Foto: Reuters/Dalder

Wien – Angesichts massiver Kritik an den Plänen für private Schiedsgerichte (ISDS) im Rahmen des US-europäischen Freihandelsabkommens TTIP hat EU-Handelskommissarin Cecilia Malmström vor kurzem eine Kehrtwende vorgenommen und als neue EU-Verhandlungsposition die Einrichtung eines offiziellen Schiedsgerichtshofs präsentiert, der Konflikte zwischen Investoren und Staaten beilegen soll. Der Vorschlag sei tatsächlich ein Weg, um ISDS politisch zu retten, sagt Nigel Blackaby, Co-Chef für internationale Schiedsgerichtsbarkeit bei Freshfields in Washington. Aber er bezweifelt, dass ein solcher Gerichtshof in der Praxis bessere Ergebnisse liefern würde als Ad-hoc-Schiedsgerichte, wo beide Seiten je einen Richter ernennen und diese dann den dritten.

"In der Substanz ändert sich dadurch gar nichts, denn die Standards, nach denen geurteilt wird, bleiben die gleichen", sagte Blackaby in einem Standard-Gespräch in Wien. "Und die Frage eines ständigen Gerichtshofs wird schon seit einem Jahrzehnt diskutiert." Bei der Weltbank gebe es mit dem International Center for the Settlement of Investment Disputes (ICSID) eine Einrichtung, die sich zu einem ständigen Gerichtshof weiterentwickeln könnte, doch sei dieser nur für wenige Fälle im Jahr ausgerichtet.
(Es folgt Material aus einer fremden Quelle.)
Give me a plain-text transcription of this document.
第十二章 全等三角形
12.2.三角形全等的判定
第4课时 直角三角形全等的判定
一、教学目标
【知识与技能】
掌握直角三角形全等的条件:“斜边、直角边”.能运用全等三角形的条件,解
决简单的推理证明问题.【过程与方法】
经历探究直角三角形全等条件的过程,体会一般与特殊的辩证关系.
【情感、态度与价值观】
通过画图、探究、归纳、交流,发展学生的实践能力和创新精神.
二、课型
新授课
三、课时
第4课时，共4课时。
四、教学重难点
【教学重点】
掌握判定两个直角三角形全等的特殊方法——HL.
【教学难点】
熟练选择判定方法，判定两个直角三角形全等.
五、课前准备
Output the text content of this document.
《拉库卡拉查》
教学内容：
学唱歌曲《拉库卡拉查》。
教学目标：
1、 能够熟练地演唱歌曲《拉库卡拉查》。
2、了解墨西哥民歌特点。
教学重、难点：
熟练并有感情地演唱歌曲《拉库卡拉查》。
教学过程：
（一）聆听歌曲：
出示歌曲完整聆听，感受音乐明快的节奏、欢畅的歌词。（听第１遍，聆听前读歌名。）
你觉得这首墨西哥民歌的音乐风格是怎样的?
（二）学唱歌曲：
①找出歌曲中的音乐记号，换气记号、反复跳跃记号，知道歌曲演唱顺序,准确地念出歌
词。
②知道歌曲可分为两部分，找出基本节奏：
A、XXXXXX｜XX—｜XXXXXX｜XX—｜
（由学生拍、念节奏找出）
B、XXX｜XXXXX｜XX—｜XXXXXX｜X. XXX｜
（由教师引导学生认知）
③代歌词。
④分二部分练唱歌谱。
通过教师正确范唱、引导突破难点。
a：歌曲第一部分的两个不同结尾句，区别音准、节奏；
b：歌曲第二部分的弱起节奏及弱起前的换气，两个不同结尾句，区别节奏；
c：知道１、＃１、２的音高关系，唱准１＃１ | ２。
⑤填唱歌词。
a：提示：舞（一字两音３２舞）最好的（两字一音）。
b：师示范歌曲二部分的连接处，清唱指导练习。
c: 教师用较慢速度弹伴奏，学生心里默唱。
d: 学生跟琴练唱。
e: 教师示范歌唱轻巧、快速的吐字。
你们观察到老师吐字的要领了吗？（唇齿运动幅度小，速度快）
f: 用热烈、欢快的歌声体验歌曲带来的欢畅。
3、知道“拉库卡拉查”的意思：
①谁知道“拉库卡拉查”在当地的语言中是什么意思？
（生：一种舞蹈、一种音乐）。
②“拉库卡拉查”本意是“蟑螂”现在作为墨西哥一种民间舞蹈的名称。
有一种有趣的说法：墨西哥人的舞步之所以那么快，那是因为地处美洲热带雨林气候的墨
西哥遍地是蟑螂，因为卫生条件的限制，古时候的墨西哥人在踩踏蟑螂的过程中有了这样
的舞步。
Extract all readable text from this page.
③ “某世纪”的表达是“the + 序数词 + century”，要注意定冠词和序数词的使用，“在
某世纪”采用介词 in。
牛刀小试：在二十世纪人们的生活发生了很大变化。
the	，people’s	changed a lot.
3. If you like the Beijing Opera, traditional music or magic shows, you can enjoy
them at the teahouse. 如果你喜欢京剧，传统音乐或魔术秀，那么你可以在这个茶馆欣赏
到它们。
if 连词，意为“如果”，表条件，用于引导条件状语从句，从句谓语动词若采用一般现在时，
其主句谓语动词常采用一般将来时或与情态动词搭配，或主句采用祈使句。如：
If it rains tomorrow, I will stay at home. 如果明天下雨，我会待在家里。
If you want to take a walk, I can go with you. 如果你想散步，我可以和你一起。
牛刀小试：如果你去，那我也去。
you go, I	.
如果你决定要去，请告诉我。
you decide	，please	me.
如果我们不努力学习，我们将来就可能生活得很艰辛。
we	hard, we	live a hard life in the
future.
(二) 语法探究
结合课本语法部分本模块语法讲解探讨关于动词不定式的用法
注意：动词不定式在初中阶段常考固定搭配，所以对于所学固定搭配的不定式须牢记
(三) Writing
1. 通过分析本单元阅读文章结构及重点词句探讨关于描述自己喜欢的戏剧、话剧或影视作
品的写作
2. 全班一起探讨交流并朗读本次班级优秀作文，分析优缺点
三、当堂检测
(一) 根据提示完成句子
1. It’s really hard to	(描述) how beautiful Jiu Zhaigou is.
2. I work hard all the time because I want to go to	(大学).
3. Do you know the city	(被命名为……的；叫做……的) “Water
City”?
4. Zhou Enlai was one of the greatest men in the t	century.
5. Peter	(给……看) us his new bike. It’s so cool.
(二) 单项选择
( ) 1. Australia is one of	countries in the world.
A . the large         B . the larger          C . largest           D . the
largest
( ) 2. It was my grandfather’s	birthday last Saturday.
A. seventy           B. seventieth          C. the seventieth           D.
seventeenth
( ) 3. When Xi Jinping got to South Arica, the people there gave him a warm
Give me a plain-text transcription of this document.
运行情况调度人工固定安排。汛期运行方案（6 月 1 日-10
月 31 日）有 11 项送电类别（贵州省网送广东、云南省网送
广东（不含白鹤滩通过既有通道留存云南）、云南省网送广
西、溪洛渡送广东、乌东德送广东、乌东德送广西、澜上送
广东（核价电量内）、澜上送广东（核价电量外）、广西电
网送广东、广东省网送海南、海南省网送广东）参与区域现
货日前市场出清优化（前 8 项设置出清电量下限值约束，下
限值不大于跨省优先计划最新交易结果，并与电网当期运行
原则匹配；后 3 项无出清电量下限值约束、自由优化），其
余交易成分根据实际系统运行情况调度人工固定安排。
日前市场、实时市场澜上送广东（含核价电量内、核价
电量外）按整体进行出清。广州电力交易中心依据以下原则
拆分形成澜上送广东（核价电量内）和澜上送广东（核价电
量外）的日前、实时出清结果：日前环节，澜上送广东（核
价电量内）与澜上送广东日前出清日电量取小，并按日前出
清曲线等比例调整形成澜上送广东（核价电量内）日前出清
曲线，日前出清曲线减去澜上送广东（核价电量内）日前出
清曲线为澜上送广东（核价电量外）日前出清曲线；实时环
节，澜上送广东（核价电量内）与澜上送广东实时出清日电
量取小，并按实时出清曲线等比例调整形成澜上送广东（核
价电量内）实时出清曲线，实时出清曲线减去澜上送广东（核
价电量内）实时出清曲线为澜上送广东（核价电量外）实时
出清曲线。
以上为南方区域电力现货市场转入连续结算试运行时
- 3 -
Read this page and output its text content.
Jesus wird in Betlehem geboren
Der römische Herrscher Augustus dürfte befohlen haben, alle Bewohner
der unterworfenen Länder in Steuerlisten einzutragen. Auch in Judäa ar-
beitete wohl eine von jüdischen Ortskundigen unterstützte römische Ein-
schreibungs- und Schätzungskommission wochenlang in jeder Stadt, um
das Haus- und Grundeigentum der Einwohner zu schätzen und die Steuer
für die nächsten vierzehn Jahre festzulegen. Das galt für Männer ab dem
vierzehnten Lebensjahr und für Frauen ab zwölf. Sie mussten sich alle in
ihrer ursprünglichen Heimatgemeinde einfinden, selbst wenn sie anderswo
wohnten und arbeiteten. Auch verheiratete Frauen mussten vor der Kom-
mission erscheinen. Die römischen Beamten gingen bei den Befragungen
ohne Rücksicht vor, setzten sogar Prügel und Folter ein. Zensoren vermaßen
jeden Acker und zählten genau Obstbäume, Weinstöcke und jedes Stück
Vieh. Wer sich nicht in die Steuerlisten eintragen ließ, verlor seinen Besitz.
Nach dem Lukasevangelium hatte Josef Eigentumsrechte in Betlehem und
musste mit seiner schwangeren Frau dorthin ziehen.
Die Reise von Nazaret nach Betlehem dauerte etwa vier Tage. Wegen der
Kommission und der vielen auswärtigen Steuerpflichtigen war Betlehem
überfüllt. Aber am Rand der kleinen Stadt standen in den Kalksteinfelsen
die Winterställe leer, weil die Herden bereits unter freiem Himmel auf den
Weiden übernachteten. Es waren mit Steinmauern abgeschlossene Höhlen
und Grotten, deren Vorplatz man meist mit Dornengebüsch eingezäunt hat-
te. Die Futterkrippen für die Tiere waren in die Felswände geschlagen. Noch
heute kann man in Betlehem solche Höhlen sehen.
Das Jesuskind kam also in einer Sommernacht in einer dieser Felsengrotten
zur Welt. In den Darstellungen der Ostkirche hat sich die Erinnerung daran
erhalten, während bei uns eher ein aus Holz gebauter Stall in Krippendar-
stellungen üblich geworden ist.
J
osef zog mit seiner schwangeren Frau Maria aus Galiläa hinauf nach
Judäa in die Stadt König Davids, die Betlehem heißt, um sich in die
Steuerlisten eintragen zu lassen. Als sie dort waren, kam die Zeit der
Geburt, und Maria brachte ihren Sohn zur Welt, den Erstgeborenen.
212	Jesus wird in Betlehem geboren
Sollte die Zahl der Causen unter TTIP steigen, wäre eine permanente Richterschaft gut vorstellbar.

Blackaby hat allerdings auch mehrere Bedenken gegen dieses Vorhaben: Bei Ad-hoc-Schiedsgerichten könnten beide Seiten Personen nominieren, die in der Sache besonders kompetent und erfahren sind; dies wäre bei einem ständigen Gerichtshof nicht der Fall. Schon jetzt würde das ICSID häufig den Vorsitzenden ernennen, weil sich die Streitparteien – Konzern und Staat – auf keinen Dritten einigen können. Die Kandidaten dafür würden von den Staaten ernannt und seien oft wenig qualifiziert. Bei einem ständigen Gerichtshof würden dann alle drei Richter von einer solchen, viel kleineren Liste kommen.

Ausgewogenes System

Das jetzige System sei nicht weniger ausgewogen, denn beide Seiten seien gleichberechtigt, und auch die Konzerne seien bestrebt, Richter zu ernennen, von denen sie sich zwar Verständnis erhoffen, die aber dennoch über viel Glaubwürdigkeit verfügen. "Ist der Richter zu einseitig, dann kann er die anderen weniger gut beeinflussen", sagt Blackaby.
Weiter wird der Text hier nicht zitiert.